Chairmanships in Congress

November 14, 1947

Report Outline
Committee Chairmen in Congressional Government
Seniority Rights in Congress
Effects of Promotion by Seniority
Proposed Substitutes for Seniority System
Special Focus

Committee Chairmen in Congressional Government

The Legislative Reorganization Act of 1946, which came into effect at the opening of the present Congress, failed to deal with two problems of prime importance in the conduct of legislative business. It made no provision for control of Senate filibusters or for change in the seniority system of awarding committee chairmanships. The problem of dealing with Senate filibusters presents no technical difficulties; many remedies are at hand whenever there is a will to apply them. Reform of the seniority system, on the other hand, raises complicated questions to which no easy answers can be given.

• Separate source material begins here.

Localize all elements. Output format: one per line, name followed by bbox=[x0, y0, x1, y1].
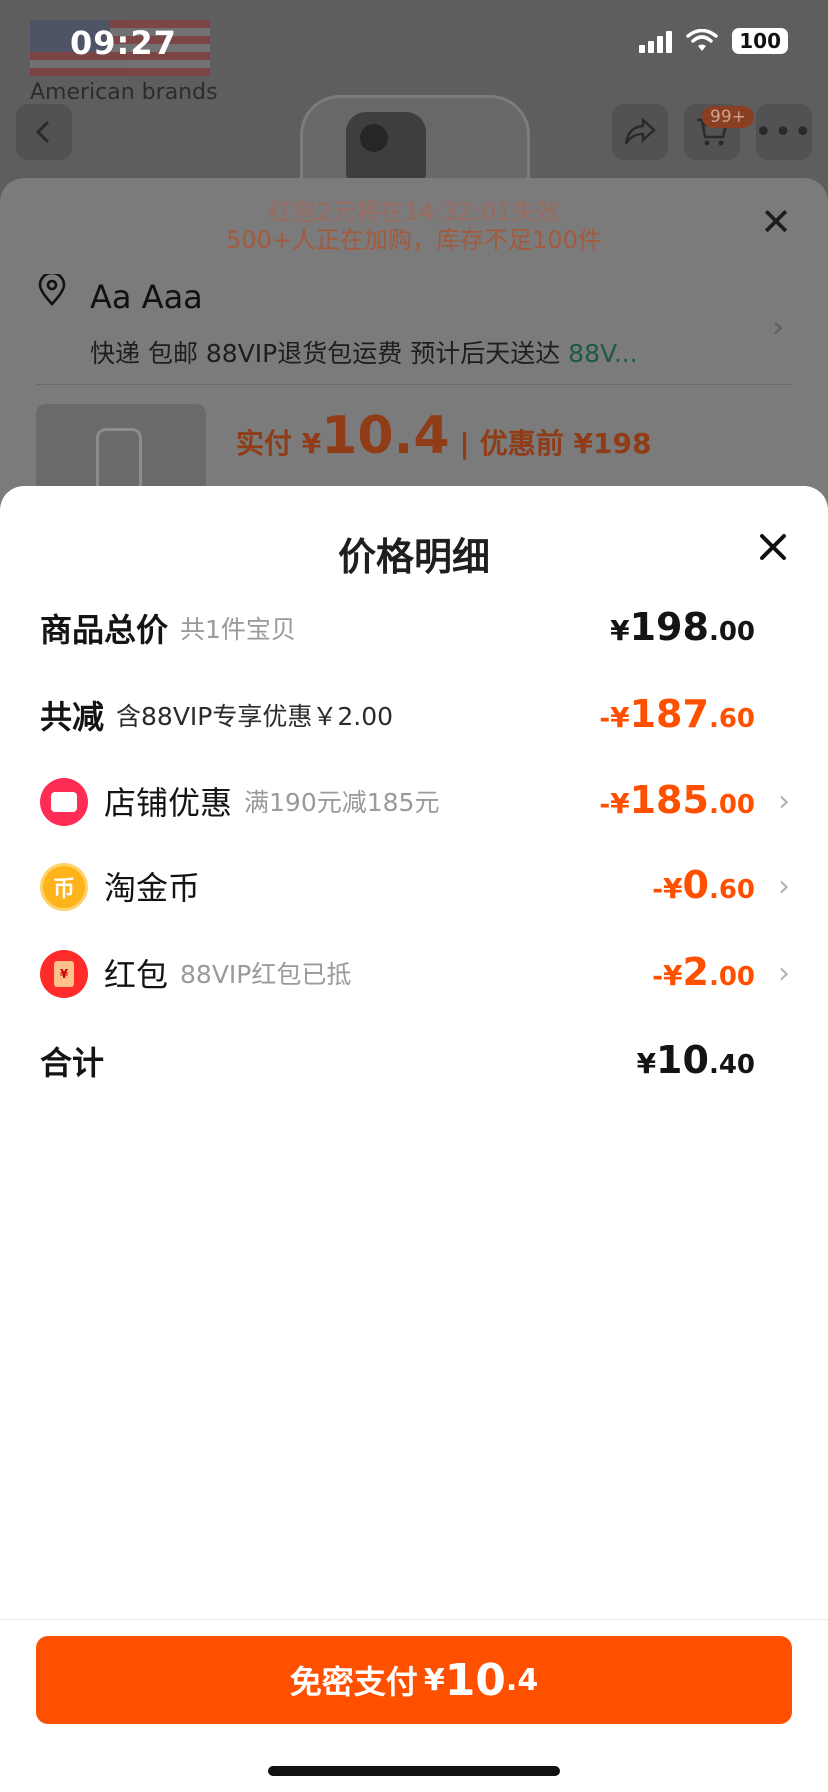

The report of the LaFollette-Monroney Committee on the Organization of Congress, which formed the basis of the Reorganization Act, was devoted in the main to improvement of the committee structure. The committee said, however, that, because of lack of agreement among its members, it was not prepared to make any recommendation for “workable changes” in the seniority system.

Frequent interference by beneficiaries of the seniority system during recent years with the execution of policies which commanded wide public support has generated pressure for change in the method by which committee chairmanships are awarded. Advancement of men to positions of leadership in Congress on the basis of their length of service has been found to obstruct the expression in legislation of the current popular will, the fulfillment of party pledges, and cooperation between the Legislative and Executive branches of the government. The dangers of such obstruction are greatest in periods, such as the present, when there are rapid changes in public opinion on leading issues and the parties are sharply divided on important questions of public policy.